CBC prefers 'factual entertainment' phrase
MONTREAL — Reality is the hot thing at Canuck pubcaster CBC. Just don’t use the dreaded R word around execs at CBC’s Toronto headquarters.
That’s because they prefer to call reality fare “factual entertainment” to differentiate their shows from the “Survivors” and “Apprentices” of the commercial TV world.
Still, whatever you call them, these shows are doing boffo biz for CBC.
The most recent episode of “Dragon’s Den,” where real-life business folks judge entrepreneurs’ ideas, pulled in better than one million viewers. That makes the show, based on a Japanese format and now in its third season, one of the top-rated programs on CBC this fall.

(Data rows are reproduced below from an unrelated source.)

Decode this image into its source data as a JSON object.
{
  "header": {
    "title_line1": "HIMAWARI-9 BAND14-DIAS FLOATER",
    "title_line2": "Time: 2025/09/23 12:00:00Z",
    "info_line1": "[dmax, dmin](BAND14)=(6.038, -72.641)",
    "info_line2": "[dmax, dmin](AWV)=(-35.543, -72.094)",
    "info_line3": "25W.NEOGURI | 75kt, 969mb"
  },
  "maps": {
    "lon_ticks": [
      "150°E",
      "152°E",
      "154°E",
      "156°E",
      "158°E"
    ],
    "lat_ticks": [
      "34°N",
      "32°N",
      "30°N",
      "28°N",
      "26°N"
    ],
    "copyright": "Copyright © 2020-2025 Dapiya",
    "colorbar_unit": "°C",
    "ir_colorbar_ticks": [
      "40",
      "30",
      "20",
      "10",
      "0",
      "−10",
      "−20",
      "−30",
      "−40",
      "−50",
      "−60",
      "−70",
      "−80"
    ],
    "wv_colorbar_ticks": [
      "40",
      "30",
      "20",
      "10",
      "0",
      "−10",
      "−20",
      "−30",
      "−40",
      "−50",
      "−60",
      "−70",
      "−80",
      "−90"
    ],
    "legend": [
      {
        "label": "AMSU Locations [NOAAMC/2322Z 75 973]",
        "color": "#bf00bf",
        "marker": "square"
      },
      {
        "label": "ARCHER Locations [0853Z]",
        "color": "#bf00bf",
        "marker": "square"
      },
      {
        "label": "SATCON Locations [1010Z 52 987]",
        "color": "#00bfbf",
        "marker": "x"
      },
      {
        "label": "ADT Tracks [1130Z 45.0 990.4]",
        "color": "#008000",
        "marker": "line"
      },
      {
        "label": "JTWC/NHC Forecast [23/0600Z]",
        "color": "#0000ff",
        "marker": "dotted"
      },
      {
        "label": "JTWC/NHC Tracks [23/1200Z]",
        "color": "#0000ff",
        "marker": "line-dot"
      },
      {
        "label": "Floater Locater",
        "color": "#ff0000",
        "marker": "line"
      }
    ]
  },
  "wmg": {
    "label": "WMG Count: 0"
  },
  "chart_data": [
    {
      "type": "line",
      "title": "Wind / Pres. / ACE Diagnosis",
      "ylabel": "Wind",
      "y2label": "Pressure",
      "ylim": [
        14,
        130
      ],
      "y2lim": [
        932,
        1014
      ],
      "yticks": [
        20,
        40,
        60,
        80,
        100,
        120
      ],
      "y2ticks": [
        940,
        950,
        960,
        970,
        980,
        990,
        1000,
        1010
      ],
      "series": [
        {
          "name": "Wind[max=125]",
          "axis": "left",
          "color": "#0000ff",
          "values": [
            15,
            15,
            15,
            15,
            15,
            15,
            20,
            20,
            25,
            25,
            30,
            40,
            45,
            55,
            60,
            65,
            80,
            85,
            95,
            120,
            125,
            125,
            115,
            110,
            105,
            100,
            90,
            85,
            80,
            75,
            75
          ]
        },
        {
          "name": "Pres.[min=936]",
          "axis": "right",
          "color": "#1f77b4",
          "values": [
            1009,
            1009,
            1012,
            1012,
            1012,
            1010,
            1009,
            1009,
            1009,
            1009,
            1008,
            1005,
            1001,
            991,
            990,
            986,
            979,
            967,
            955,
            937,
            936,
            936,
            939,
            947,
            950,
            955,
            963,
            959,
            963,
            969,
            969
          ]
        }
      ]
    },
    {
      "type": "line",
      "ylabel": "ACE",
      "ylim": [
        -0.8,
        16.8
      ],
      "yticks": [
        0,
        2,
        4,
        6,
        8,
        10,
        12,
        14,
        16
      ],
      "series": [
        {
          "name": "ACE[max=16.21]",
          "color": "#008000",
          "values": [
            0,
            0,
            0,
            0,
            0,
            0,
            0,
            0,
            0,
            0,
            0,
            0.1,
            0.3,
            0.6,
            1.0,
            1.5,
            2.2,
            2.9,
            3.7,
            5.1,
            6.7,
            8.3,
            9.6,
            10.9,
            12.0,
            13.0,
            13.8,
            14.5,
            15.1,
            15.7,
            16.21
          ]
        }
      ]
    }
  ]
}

CBC also had success last season with its version of the BBC format “The Week the Women Went,” in which the distaff members of a small rural community leave the men to fend for themselves for seven scary days. “The Week” will be back on CBC early next year, this time set in a fishing village in New Brunswick.
The pubcaster also did well with “Canada’s Next Great Prime Minister,” an original CBC format in which former Canadian prime ministers participate in a contest to find someone who might be suitable to lead the nation in the future.
The BBC has bought the format, and the pubcaster will be doing a British version. Meanwhile, it will be back on CBC in March.
All these shows are products of CBC’s 3-year-old factual entertainment department, run by Julie Bristow.
“I think we’ve defined what reality is for us, and it’s quite different from what it is on other networks,” CBC executive director of network programming Kirstine Layfield says. “They’re not U.S. formats, so they have a different sensibility than U.S. shows. There’s a little less of people embarrassing themselves. It’s a little more thoughtful. But it’s not current affairs.”
The pubcaster has left the more populist formats to commercial rival CTV, which has had success with local versions of international reality contests including “Canadian Idol” and “So You Think You Can Dance Canada.”
Things weren’t always so rosy for reality shows on CBC. In summer 2006, CBC bought ABC talent contest “The One” and bumped its flagship nightly newscast “The National” in order to air the show.
The pubcaster was blasted by critics who said it had no business airing reality fare, and should be concentrating on news and public affairs programming.
When the ABC show was cancelled after two weeks, it created a major embarrassment for the CBC. A planned Canadian version of “The One” never was produced, and many wondered if the factual entertainment department would ever recover.
Now CBC wants to develop more of its own original formats, like “Canada’s Next Great Prime Minister,” to sell globally.
Partly thanks to “Dragon’s Den” — and with a little help from perennial favorites including “The Rick Mercer Report” and “The Royal Canadian Air Farce” — CBC’s overall market share has gone up to 8.6 from 7.8, comparing fall to fall.